Риверс Корт был милый старый дом времен королевы Анны, переполненный тяжелой викторианской мебелью. Но Жонкиль находила его интерьеры слишком мрачными. Зал в доме Поллингтон, завешенный блестящими оранжевыми с черным драпировками; натертые до блеска полы; первоклассный оркестр — все это предстало перед ее восхищенным взором как новый и волнующий мир. Гирлянды из раскрашенной бумаги, китайские фонарики, пестрые шары, летающие из одного конца зала в другой, зелень остролиста и омелы, громадная арка над входом со словами «Веселого Рождества», выложенными алыми ягодами... Здесь царил сам дух Рождества. Шампанское лилось, пестрые ленты и шары летали от одной пары к другой.

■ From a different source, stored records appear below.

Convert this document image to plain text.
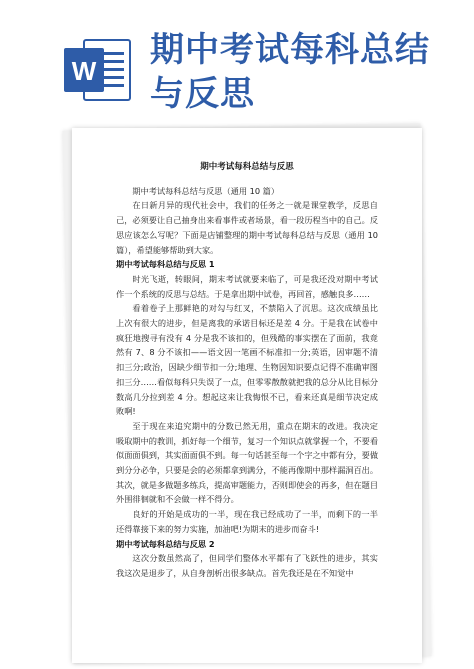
W
期中考试每科总结与反思
期中考试每科总结与反思

期中考试每科总结与反思（通用 10 篇）

在日新月异的现代社会中，我们的任务之一就是课堂教学，反思自己，必须要让自己抽身出来看事件或者场景，看一段历程当中的自己。反思应该怎么写呢？下面是店铺整理的期中考试每科总结与反思（通用 10 篇），希望能够帮助到大家。

期中考试每科总结与反思 1

时光飞逝，转眼间，期末考试就要来临了，可是我还没对期中考试作一个系统的反思与总结。于是拿出期中试卷，再回首，感触良多……

看着卷子上那鲜艳的对勾与红叉，不禁陷入了沉思。这次成绩虽比上次有很大的进步，但是离我的承诺目标还是差 4 分。于是我在试卷中疯狂地搜寻有没有 4 分是我不该扣的，但残酷的事实摆在了面前，我竟然有 7、8 分不该扣——语文因一笔画不标准扣一分;英语，因审题不清扣三分;政治，因缺少细节扣一分;地理、生物因知识要点记得不准确审图扣三分……看似每科只失误了一点，但零零散散就把我的总分从比目标分数高几分拉到差 4 分。想起这来让我悔恨不已，看来还真是细节决定成败啊!

至于现在来追究期中的分数已然无用，重点在期末的改进。我决定吸取期中的教训，抓好每一个细节，复习一个知识点就掌握一个，不要看似面面俱到，其实面面俱不到。每一句话甚至每一个字之中都有分，要做到分分必争，只要是会的必须都拿到满分，不能再像期中那样漏洞百出。其次，就是多做题多练兵，提高审题能力，否则即使会的再多，但在题目外围徘徊就和不会做一样不得分。

良好的开始是成功的一半，现在我已经成功了一半，而剩下的一半还得靠接下来的努力实施，加油吧!为期末的进步而奋斗!

期中考试每科总结与反思 2

这次分数虽然高了，但同学们整体水平都有了飞跃性的进步，其实我这次是退步了，从自身剖析出很多缺点。首先我还是在不知觉中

Жонкиль была ослеплена пестротой красок, светом, блеском драгоценностей у дам и весельем в глазах мужчин. Все так ново для нее! Так восхитительно! Как легко здесь было забыть мрачный деревенский дом, сурового приемного отца, добрую, но такую требовательную бабушку. Каждый раз, когда она видела молодую миссис Оукли, которая взяла на себя так много хлопот, чтобы вырвать у бабушки разрешение и привезти ее на бал к Поллингтонам, Жонкиль чувствовала непреодолимое желание броситься к ней и крепко обнять ее.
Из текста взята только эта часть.